Extrait d'Une utopie réaliste


Comment mettre en place une société où les échanges de compétences et de savoir-faire, la création et l'engagement social et politique seraient rémunérés par un revenu de type revenu universel ? Dans cet ouvrage, le financement, la mise en place et les répercussions indirectes de cette mesure sont évoqués.


Introduction


"L'homme raisonnable s'adapte au monde alors que l'homme déraisonnable persiste à essayer d'adapter le monde à lui-même. En conséquence, tout progrès ne peut venir que de l'homme déraisonnable."

George Bernard Shaw, Man and Superman (1903)


Nous sommes en crise et nous sommes les seuls à pouvoir nous en extirper.

Quand je dis "nous", je veux dire : vous, lecteurs, et moi, l'auteur. Nous, quoi.

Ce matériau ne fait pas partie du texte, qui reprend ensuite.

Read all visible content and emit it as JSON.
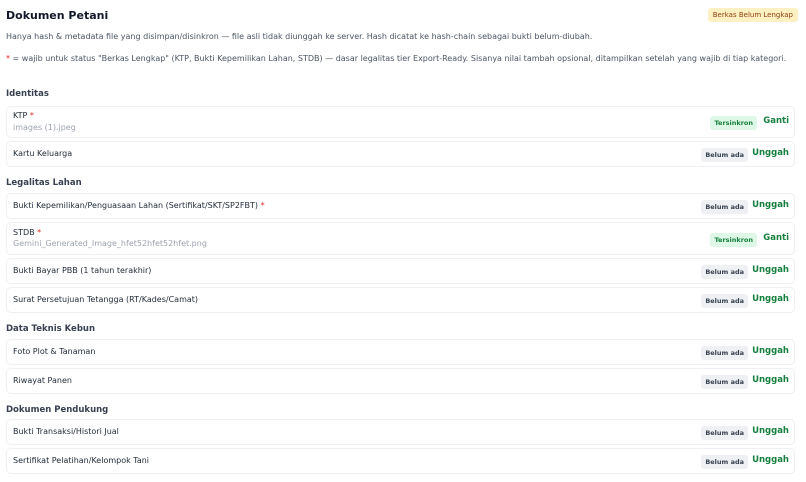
{
  "header": {
    "title": "Dokumen Petani",
    "status_badge": "Berkas Belum Lengkap"
  },
  "intro": "Hanya hash & metadata file yang disimpan/disinkron — file asli tidak diunggah ke server. Hash dicatat ke hash-chain sebagai bukti belum-diubah.",
  "note": {
    "asterisk": "*",
    "text": " = wajib untuk status \"Berkas Lengkap\" (KTP, Bukti Kepemilikan Lahan, STDB) — dasar legalitas tier Export-Ready. Sisanya nilai tambah opsional, ditampilkan setelah yang wajib di tiap kategori."
  },
  "sections": [
    {
      "title": "Identitas",
      "items": [
        {
          "label": "KTP",
          "required": "*",
          "file": "images (1).jpeg",
          "status": "Tersinkron",
          "action": "Ganti"
        },
        {
          "label": "Kartu Keluarga",
          "required": "",
          "file": "",
          "status": "Belum ada",
          "action": "Unggah"
        }
      ]
    },
    {
      "title": "Legalitas Lahan",
      "items": [
        {
          "label": "Bukti Kepemilikan/Penguasaan Lahan (Sertifikat/SKT/SP2FBT)",
          "required": "*",
          "file": "",
          "status": "Belum ada",
          "action": "Unggah"
        },
        {
          "label": "STDB",
          "required": "*",
          "file": "Gemini_Generated_Image_hfet52hfet52hfet.png",
          "status": "Tersinkron",
          "action": "Ganti"
        },
        {
          "label": "Bukti Bayar PBB (1 tahun terakhir)",
          "required": "",
          "file": "",
          "status": "Belum ada",
          "action": "Unggah"
        },
        {
          "label": "Surat Persetujuan Tetangga (RT/Kades/Camat)",
          "required": "",
          "file": "",
          "status": "Belum ada",
          "action": "Unggah"
        }
      ]
    },
    {
      "title": "Data Teknis Kebun",
      "items": [
        {
          "label": "Foto Plot & Tanaman",
          "required": "",
          "file": "",
          "status": "Belum ada",
          "action": "Unggah"
        },
        {
          "label": "Riwayat Panen",
          "required": "",
          "file": "",
          "status": "Belum ada",
          "action": "Unggah"
        }
      ]
    },
    {
      "title": "Dokumen Pendukung",
      "items": [
        {
          "label": "Bukti Transaksi/Histori Jual",
          "required": "",
          "file": "",
          "status": "Belum ada",
          "action": "Unggah"
        },
        {
          "label": "Sertifikat Pelatihan/Kelompok Tani",
          "required": "",
          "file": "",
          "status": "Belum ada",
          "action": "Unggah"
        }
      ]
    }
  ]
}
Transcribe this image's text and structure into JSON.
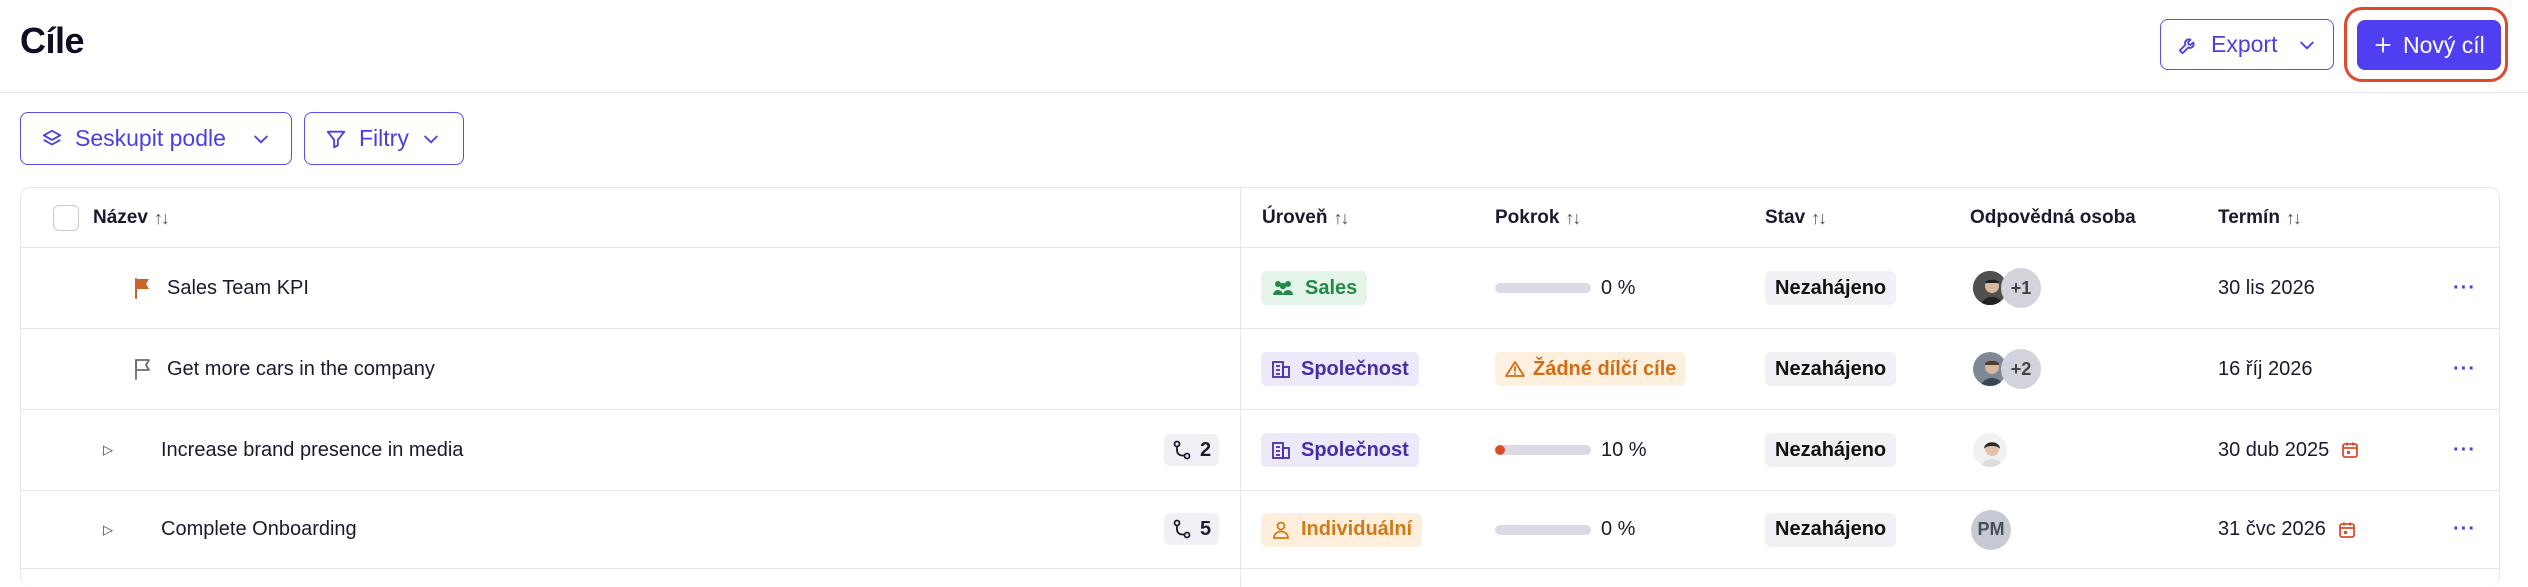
{
  "header": {
    "title": "Cíle",
    "export_label": "Export",
    "new_goal_label": "Nový cíl",
    "accent": "#4f3ff0",
    "highlight": "#e0492c"
  },
  "toolbar": {
    "group_label": "Seskupit podle",
    "filter_label": "Filtry"
  },
  "table": {
    "columns": {
      "name": "Název",
      "level": "Úroveň",
      "progress": "Pokrok",
      "status": "Stav",
      "owner": "Odpovědná osoba",
      "deadline": "Termín"
    },
    "rows": [
      {
        "name": "Sales Team KPI",
        "flag": "filled-flag-icon",
        "level": "Sales",
        "level_icon": "team-icon",
        "progress_percent": 0,
        "progress_text": "0 %",
        "status": "Nezahájeno",
        "owner_extra": "+1",
        "deadline": "30 lis 2026"
      },
      {
        "name": "Get more cars in the company",
        "flag": "outline-flag-icon",
        "level": "Společnost",
        "level_icon": "building-icon",
        "progress_warning": "Žádné dílčí cíle",
        "status": "Nezahájeno",
        "owner_extra": "+2",
        "deadline": "16 říj 2026"
      },
      {
        "name": "Increase brand presence in media",
        "subgoals": "2",
        "level": "Společnost",
        "level_icon": "building-icon",
        "progress_percent": 10,
        "progress_text": "10 %",
        "status": "Nezahájeno",
        "deadline": "30 dub 2025"
      },
      {
        "name": "Complete Onboarding",
        "subgoals": "5",
        "level": "Individuální",
        "level_icon": "person-icon",
        "progress_percent": 0,
        "progress_text": "0 %",
        "status": "Nezahájeno",
        "owner_initials": "PM",
        "deadline": "31 čvc 2026"
      }
    ],
    "more_actions": "···"
  }
}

Les financiers sont pieds et poings liés, comme tous les décideurs, hommes d'affaires, politiciens et institutions. Dans le système actuel, nous travaillons pour des entreprises que les investisseurs mettent sous pression pour qu'elles rapportent plus d'argent à leurs clients, des assurances, notamment, dont nous sommes nous-mêmes les clients si nous détenons des assurances-vies. Nous sommes donc mis sous pression dans les entreprises, de manière à avoir des assurances-vies plus rentables. Bien sûr, quelques richissimes groupes d'intérêts se servent aussi au passage, et ils ont bonne conscience, car ils sont persuadés de nous rendre service.

Ce qui est certain, c'est que notre salut, et celui de toutes les autres espèces en danger, ne viendra pas des personnes qui profitent le plus du système, alors retroussons-nous les manches, nous, simples citoyens.

Tout le monde dit que nous vivons l'effondrement du capitalisme et qu'il faut reconstruire une société basée sur un nouveau modèle, mais les personnes au pouvoir n'ont pas intérêt à proposer du neuf, car ils auraient tous des avantages à y perdre. Seul le citoyen lambda, passablement agacé et ruiné, peut être assez motivé pour tout changer, si toutefois, il cesse de penser que ce sont ses parents symboliques, les représentants de l'ordre établi, qui vont s'en charger. Notre avenir est dans nos mains et contrairement à ce que vous pensez, le pouvoir l'est aussi.

Nous ne supportons plus l'idée de n'avoir rien à répondre quand nos enfants nous demanderont ce que nous avons fait à un moment charnière où le bon sens et l'humanisme cédaient le pas face à des bureaucratisations anti-démocratiques et à de puissants intérêts minoritaires. Le but de cet ouvrage est d'aller au-delà du simple constat pour recenser tout ce qui peut être fait, concrètement, de manière à éviter de nous gâcher la vie. Ce n'est que si nous concevons un nouveau modèle qui pourrait répondre à nos aspirations humaines les plus profondes, que nous le ferons émerger. Il n'arrivera pas tout seul, sous le simple stimulus de nos soupirs exaspérés. Le monde ne changera pas sans nous, et notre indignation ne suffit pas.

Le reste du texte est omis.